This might be Jacob Yates & the Pearly Gate Lock Pickers’ debut full-length, but they’ve got hefty boots to fill, what with Uncle John & Whitelock missed to the tune of an ‘18th best Scottish album of the last decade’ accolade in these very pages. Said boots would, we imagine, be black with a bit of a heel and, if the theatrical extravagance can be excused, perhaps a spur clinking at the back, so as to reflect Luck’s DNA: a bit rock n roll, a bit rockabilly, pretty dark but with a mischievous grin.Grinderman are sometime aural soulmates, with Yates growling like a Weegie Cave on album centre-piece Mary Hell’s haunted strut, but it’s the closing When You Left Me’s tale of bereavement that will floor those expecting an uncomplicated good time. Yet amidst the finale's mourning, there’s room for some jet-black humour – a balancing act few manage so adroitly.
Out 20th June
It would be easy to dismiss Kaputt as all surface, no feeling on first listen.

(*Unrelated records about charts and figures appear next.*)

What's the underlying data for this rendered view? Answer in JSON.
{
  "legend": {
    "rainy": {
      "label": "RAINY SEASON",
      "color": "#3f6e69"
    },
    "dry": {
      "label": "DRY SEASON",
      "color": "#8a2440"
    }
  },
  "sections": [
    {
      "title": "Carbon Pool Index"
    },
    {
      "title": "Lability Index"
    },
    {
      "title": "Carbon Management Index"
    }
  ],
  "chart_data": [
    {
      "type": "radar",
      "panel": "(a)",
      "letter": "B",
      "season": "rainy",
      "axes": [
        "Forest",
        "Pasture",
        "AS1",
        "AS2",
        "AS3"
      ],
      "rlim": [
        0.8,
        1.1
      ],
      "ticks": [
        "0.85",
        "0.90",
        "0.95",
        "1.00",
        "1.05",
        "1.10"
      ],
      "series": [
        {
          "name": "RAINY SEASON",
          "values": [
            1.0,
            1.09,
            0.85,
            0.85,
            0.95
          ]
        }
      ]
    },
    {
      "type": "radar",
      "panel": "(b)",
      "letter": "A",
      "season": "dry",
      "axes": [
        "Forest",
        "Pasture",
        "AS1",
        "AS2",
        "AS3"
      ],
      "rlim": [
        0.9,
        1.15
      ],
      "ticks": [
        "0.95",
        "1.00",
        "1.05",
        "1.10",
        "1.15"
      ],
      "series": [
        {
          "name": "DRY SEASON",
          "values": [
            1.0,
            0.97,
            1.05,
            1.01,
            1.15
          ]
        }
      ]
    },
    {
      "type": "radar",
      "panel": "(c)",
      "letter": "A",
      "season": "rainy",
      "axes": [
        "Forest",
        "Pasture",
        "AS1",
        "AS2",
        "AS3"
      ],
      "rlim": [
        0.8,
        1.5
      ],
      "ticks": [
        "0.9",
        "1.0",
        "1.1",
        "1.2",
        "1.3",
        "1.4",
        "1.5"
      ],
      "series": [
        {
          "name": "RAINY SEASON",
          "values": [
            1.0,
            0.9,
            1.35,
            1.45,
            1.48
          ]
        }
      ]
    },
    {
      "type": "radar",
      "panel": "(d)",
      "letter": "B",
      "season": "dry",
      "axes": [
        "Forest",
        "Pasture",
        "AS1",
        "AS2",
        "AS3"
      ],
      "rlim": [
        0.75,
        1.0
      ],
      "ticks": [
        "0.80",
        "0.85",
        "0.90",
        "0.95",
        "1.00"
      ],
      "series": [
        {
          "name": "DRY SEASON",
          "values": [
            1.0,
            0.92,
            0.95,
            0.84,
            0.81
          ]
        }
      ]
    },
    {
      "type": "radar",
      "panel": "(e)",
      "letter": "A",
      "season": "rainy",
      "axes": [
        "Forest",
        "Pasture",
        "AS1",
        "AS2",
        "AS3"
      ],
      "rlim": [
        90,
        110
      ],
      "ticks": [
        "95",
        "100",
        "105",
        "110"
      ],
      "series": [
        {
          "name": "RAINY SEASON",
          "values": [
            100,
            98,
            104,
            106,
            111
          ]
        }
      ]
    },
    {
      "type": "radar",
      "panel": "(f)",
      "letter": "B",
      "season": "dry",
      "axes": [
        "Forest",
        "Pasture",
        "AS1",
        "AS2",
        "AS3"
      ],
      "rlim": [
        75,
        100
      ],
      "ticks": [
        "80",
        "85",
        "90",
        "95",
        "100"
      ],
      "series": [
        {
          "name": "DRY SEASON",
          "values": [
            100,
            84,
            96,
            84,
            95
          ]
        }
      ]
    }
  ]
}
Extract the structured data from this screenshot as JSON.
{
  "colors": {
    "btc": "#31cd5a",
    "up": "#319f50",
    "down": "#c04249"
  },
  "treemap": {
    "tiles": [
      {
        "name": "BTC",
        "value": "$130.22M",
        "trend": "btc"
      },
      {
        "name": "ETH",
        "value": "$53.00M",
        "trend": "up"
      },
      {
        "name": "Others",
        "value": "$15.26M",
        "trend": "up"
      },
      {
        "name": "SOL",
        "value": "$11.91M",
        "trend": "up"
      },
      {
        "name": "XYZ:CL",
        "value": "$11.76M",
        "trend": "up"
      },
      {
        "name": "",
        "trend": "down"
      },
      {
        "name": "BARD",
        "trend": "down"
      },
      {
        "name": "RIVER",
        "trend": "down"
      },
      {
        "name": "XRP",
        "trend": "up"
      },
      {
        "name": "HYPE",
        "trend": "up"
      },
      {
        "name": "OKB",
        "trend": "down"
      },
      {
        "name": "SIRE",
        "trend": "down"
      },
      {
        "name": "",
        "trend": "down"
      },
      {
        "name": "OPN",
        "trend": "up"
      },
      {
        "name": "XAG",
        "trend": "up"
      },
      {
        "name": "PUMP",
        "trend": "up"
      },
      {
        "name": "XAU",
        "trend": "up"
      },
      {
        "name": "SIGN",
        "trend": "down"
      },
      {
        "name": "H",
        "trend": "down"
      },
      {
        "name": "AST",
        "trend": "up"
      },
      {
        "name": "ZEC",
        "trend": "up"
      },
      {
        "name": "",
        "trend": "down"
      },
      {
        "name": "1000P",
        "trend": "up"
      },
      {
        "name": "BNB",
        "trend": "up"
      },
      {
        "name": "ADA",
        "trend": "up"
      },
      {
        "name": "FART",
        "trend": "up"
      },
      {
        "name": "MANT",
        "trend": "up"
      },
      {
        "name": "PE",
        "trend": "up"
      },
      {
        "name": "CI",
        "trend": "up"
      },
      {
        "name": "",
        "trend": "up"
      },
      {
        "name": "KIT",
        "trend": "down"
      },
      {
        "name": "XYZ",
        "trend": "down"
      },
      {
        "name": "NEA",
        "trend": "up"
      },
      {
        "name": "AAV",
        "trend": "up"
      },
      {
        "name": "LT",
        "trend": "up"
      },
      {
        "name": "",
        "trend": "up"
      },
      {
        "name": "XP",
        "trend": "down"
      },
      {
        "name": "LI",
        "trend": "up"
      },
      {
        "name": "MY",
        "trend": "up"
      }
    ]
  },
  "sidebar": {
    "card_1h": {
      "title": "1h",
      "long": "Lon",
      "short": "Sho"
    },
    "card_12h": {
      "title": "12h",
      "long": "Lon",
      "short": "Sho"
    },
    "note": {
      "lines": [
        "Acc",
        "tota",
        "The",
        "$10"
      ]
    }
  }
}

Dan Bejar’s tenth album as Destroyer appropriates a side of eighties’ pop yet to be regurgitated in today’s nostalgia-heavy charts – for good reason, grumps might grumble: a sax and synth, fretless bass, lounge-funk plastic soul that makes good on promises of Avalon-era Roxy Music and Sade influences.Consequently, listeners might initially slide between its smooth grooves into a pit of cheese – but steady yourself, because Kaputt deserves perseverance. Bejar’s celebrated rapier phrasing is present and correct, studding the album’s exterior polish with wit and grit (“you terrify the land/ you are pestle and mortar” is one heck of an opening couplet). But finale Bay of Pigs is the towering highlight, as impressive in its (slightly) truncated form as in its previous, lengthier guise; a disco-opus that underscores the songwriting power that Bejar is steadily becoming.
Out 13th June
Released last year, Women’s second album garnered almost as many plaudits for producer Chad VanGaalen – who cultivated an unsettling atmosphere pregnant with reverb and distortion – as it did for the band itself. Diaper Island marks VanGaalen’s first solo material since 2008, and the results are stylistically congruous with Public Strain, though less uncompromising.That’s not to paint this the less interesting work; rather, VanGaalen confidently applies Public Strain’s techniques in a less challenging, but ultimately more gratifying, context. The yearning romanticism of preview track Sara isn’t a red herring as such – Heavy Stones’ strung-out country jam complements it nicely – but elsewhere, VanGaalen casually subverts expectations with deliberate ugliness, whether undercutting Can You Believe It? with noisy discordance, or closing with the confrontationally-titled Shave My Pussy, which contains not crudity but a piteous sadness. The end result is beguiling, and destined to grow in stature with every listen.